Letting Go of the Coin

We may like or dislike the experience of being a student, but actually this doesn’t matter. During my very first retreat at Hwa Gye Sa Temple in Korea, we had a formal breakfast together with all the monastics of the temple, and newcomers were instructed to come forward on the first day and ask the monastery seniors “Please teach me.” This can be a bit confusing for a person who was conditioned in the West. But putting the cultural differences aside, in fact “Please teach me” means being a student.

In the West and in the East too we really like to choose. We want to choose what we want to learn and from whom we want to be taught and, most important, when or when not. Coming home from a stressful working day, do we prefer to choose a glass of wine or switch on the TV instead of what’s already here in this very moment? Do we not want to stop and look at what’s right there? Do we prefer to cover it up with whatever is at hand, wanting neither a teacher nor a student to appear? At these moments there is “Please don’t teach me.”

However, when we meet with each other the idea of student and teacher can get in the way. Often we experience this with our relationships: When arguing with our wife, husband or friends about something, what is it that’s in the way? Is there an idea of how a person should be or has always been? Or an idea of how my marriage or my relationship should be or shouldn’t be? A look or a facial expression can be enough. How is it with my student–teacher relationship? All of a sudden, we don’t see each other directly anymore—we only see an idea. At that moment there is no Please, no teach; there is only me.
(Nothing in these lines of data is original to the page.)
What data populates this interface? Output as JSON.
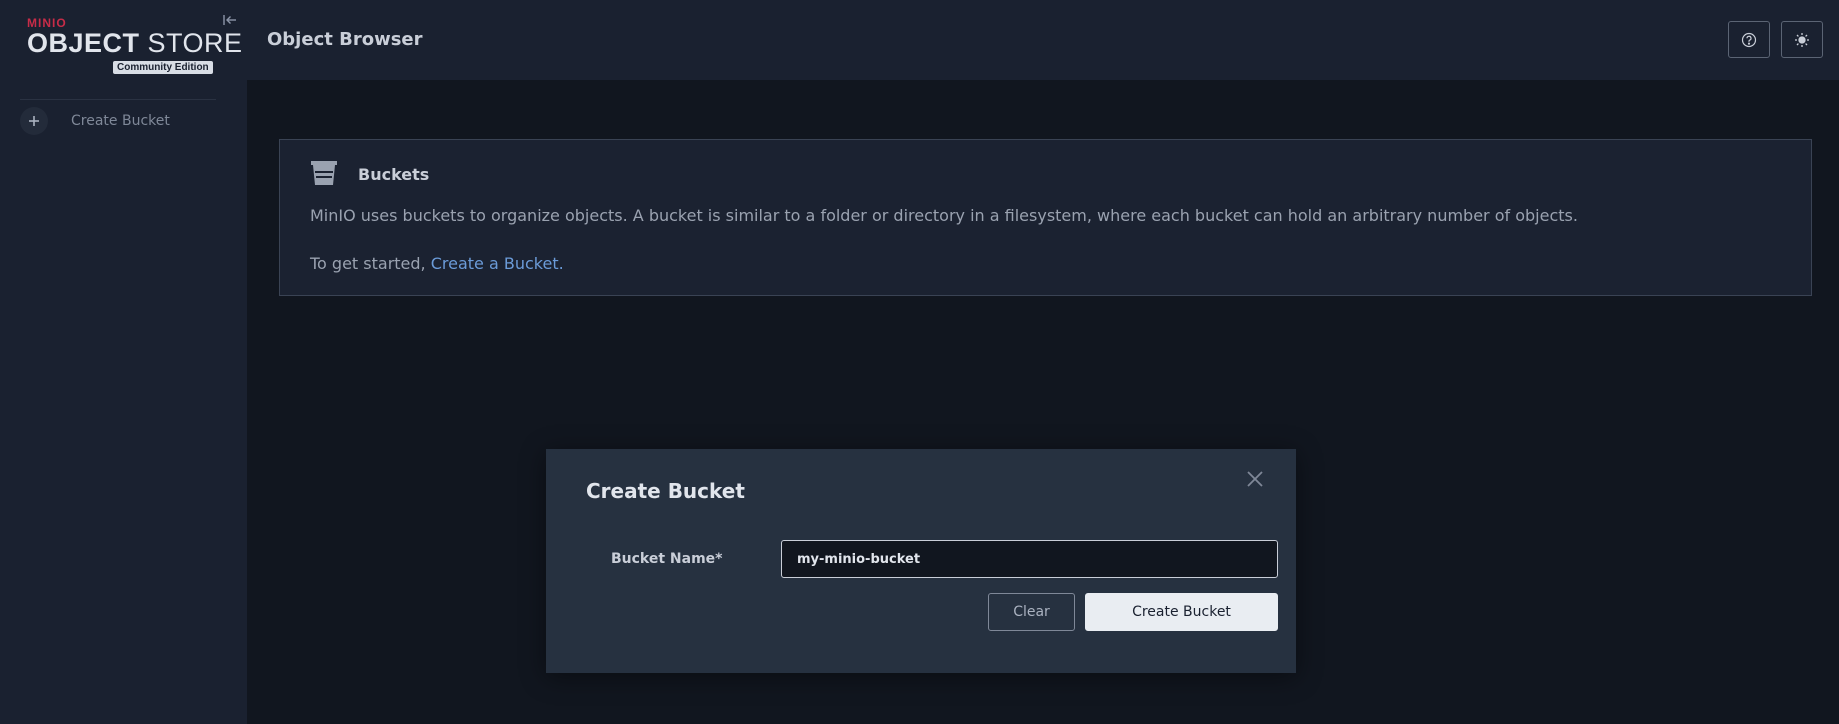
{
  "brand": {
    "minio": "MINIO",
    "title_bold": "OBJECT",
    "title_rest": " STORE",
    "edition": "Community Edition"
  },
  "sidebar": {
    "items": [
      {
        "label": "Create Bucket",
        "icon": "plus-icon"
      }
    ]
  },
  "header": {
    "title": "Object Browser",
    "buttons": [
      {
        "icon": "help-icon"
      },
      {
        "icon": "theme-toggle-icon"
      }
    ]
  },
  "info": {
    "icon": "bucket-icon",
    "title": "Buckets",
    "description": "MinIO uses buckets to organize objects. A bucket is similar to a folder or directory in a filesystem, where each bucket can hold an arbitrary number of objects.",
    "cta_prefix": "To get started, ",
    "cta_link": "Create a Bucket."
  },
  "modal": {
    "title": "Create Bucket",
    "field_label": "Bucket Name*",
    "field_value": "my-minio-bucket",
    "clear_label": "Clear",
    "create_label": "Create Bucket"
  },
  "colors": {
    "sidebar_bg": "#1a2130",
    "page_bg": "#11161f",
    "modal_bg": "#263140",
    "link": "#6b9bd8",
    "brand_red": "#c72c48"
  }
}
Can that be seen?

On that retreat in Korea there was a strong desire to learn and to find out, ideally as fast as possible. When we’re trying really hard to understand something, usually two results appear as a consequence: Most of the time, we don’t understand it. We try with our whole being but we just don't get it. That triggers something inside, and with it comes something like “I’m worthless” or “I’m never going to get it.”

The other result is that we finally do understand it and that triggers something inside too: “I’ve done that really well” or “That was not bad.”

Usually we prefer the second result. However, aren’t both of them just two sides of one coin? So often we are just flipping this coin from one side to the other side, in the illusion that this is progress. We love to run after these coins or try to make them go away. Can we stop both trying to accumulate them and trying to reduce them? Then what is it that remains?

Back then at Hwa Gye Sa I had a work assignment to brush the courtyard with a broom in a curved shape so it would make a particular pattern. At that time I really wanted to get teaching from Zen Master Seung Sahn, who was always coming in the morning to comment on one of the kong-ans and then answer students’ questions. I challenged myself to find a question that would combine all my questions. So finally while working with the broom I thought I had found the question that would sum it all up for me. On the next morning after commenting on one of the kong-ans, Zen Master Seung Sahn asked if there were any questions. I asked him, “Why do you believe in Buddhism?” He said, “Me, I don’t believe in Buddhism. But I ask you, ‘Who are you?’” I answered “I don’t know.” He said “Only keep don’t know. That is Buddhism.”

When a question is answered—or in this case, for me it felt more like it was swept away—what happens? Are we back in the habit of flipping the coin from one side to the next? Or can it be left aside without touching it?

After the weeklong retreat my brother and I talked about the experience of sitting a retreat for the first time and how it felt. When you leave the retreat you see, hear, taste, smell and feel differently. I remember saying to him that for me indeed it was a strong experience, but I don’t know if I really want it. Why is that? Is there fear of letting go of the coin? What are we afraid of losing?

We say the true teacher is always in front of us. That actually means the true student is always inside. These two are never separate. Where is the true student right now in this very moment? Where is it? No matter how much we try to run away from it or cover it up, eventually it will bubble up again. Being confronted with a situation that hits us, suddenly—it happens real fast—here it is. Helping us to look freshly, to find out, to open, to learn, to be alive.

Hope we all only keep true student, finding the true teacher from moment to moment and help this world.